Amazon has beaten Microsoft to the table, bringing managed Windows container support to AWS in the EC2 Container Service before it's available in Azure - albeit as a beta service with several caveats. Amazon provides a CloudFormation template which creates a Windows-based EC2 container cluster, so you can get started in a few clicks. In Jeff Bar's blog post the service is stated as being ready "to containerize and test your Windows applications while we finalize this feature ahead of production use".
Docker support has been available in Windows Server 2016 since the operating system launched in September 2016. To run containers you need to enable a Windows feature, download the Docker runtime, and use images baesd on Microsoft's Windows Server Core or Nano Server images. AWS have built a custom Windows Server machine image with Docker already configured, which the CloudFormation template uses to create virtual machines in EC2. Amazon recommends running containerized Windows workloads in a separate cluster from Linux workloads, but within the cluster you can use images from Docker Hub or the EC2 Container Registry.
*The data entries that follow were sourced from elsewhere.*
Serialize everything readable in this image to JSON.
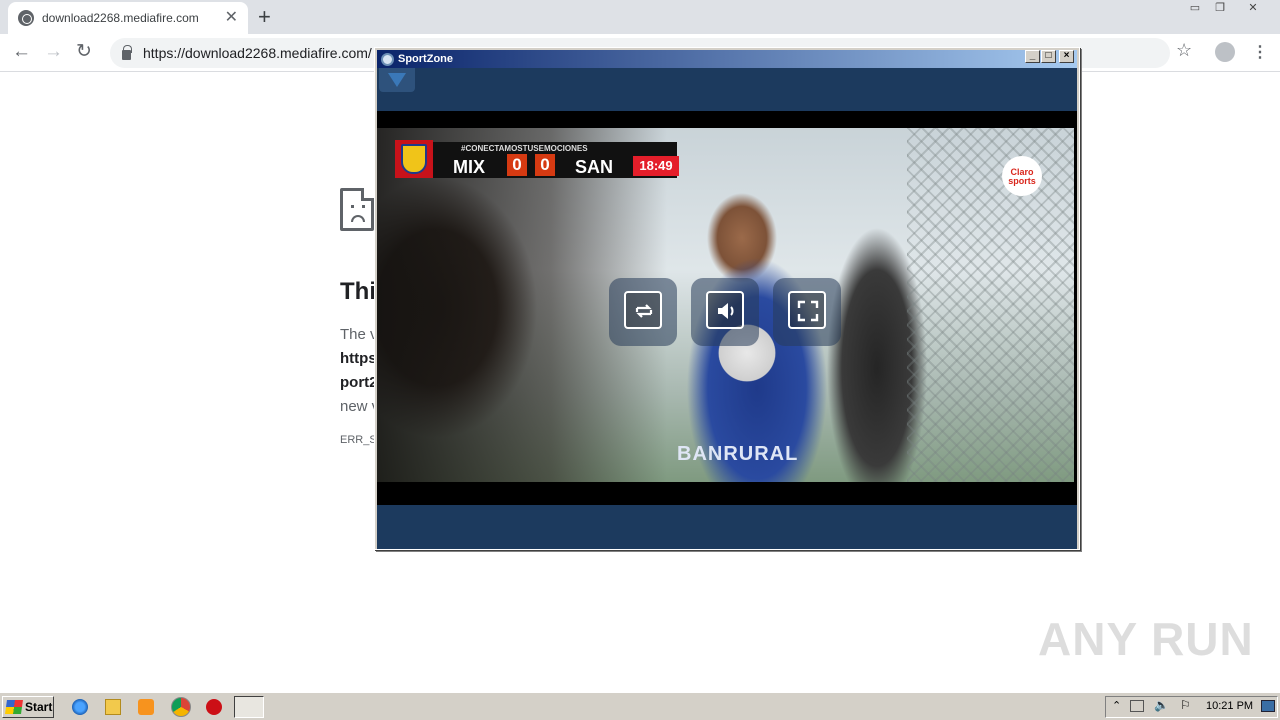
{
  "browser": {
    "tab_title": "download2268.mediafire.com",
    "url": "https://download2268.mediafire.com/"
  },
  "error_page": {
    "heading": "Thi",
    "line1": "The v",
    "line2": "https",
    "line3": "port2",
    "line4": "new v",
    "code": "ERR_S"
  },
  "app_window": {
    "title": "SportZone",
    "scoreboard": {
      "hashtag": "#CONECTAMOSTUSEMOCIONES",
      "home": "MIX",
      "home_score": "0",
      "away_score": "0",
      "away": "SAN",
      "time": "18:49"
    },
    "broadcaster": "Claro sports",
    "jersey_text": "BANRURAL",
    "controls": [
      "repeat-icon",
      "volume-icon",
      "fullscreen-icon"
    ]
  },
  "taskbar": {
    "start_label": "Start",
    "clock": "10:21 PM"
  },
  "watermark": "ANY RUN"
}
The user experience with Windows hosts is the same as the existing Linux-based platform - the container hosts run as EC2 virtual machines, and you spin up containers using AWS task definitions. Not all task features are available for Windows task definitions, and some supported features are listed as having unknown behavior. Many of the missing features are in the networking stack, and links between containers and custom DNS settings are not supported.
Those missing features, and the fact that Windows doesn't support overlay networks, limits what you can do with Windows containers in AWS right now. Without overlay networking, you can't have communication between containers running on different hosts, so a web application container can't publish to a message queue container or save data to a database container unless they're all hosted on the same EC2 instance. That limitation will be addressed in a Windows update, but there's no public timeline for that release. Until then, the service is suitable for stateless architectures, where application components run in containers and use other parts of the platform - like the Simple Queue Service for communication and the Relational Database Service for storage.
When overlay networking does arrive, you will be able to run hosts from different operating systems in the same Docker Swarm, so the ECS advice to keep clusters separate could change. Running Linux and Windows Docker engines in the same cluster lets you run a hybrid solution, using the best technology from any stack and letting the platform do the plumbing between them. A distributed solution could use Nginx containers on Linux, proxying full ASP.NET apps running on Windows containers, but utilising the same ECS infrastructure and management interface for all components.
Managed Windows container support is not yet available in Azure Container Service or Google Container Engine, although there are IaaS options available in those clouds. Microsoft provide an ARM template to run Windows Server 2016 VMs pre-configured with Docker, and with the Windows Server Docker images already downloaded onto the VM. Google Compute Engine supports Windows containers running on VMs, but without a custom machine image, so you need to configure Docker on Windows manually.
Support for Docker in Windows is beginning to feed through into container orchestration platforms too. Kubernetes 1.5 has Windows support as an alpha feature, and DC/OS states Windows support is coming soon. With the commercial partnership between Docker and Microsoft, it's likely we'll also soon have a Windows version of Docker Datacenter. Then users will have a comprehensive set of products to choose from, for managing containers on-premises or in the cloud.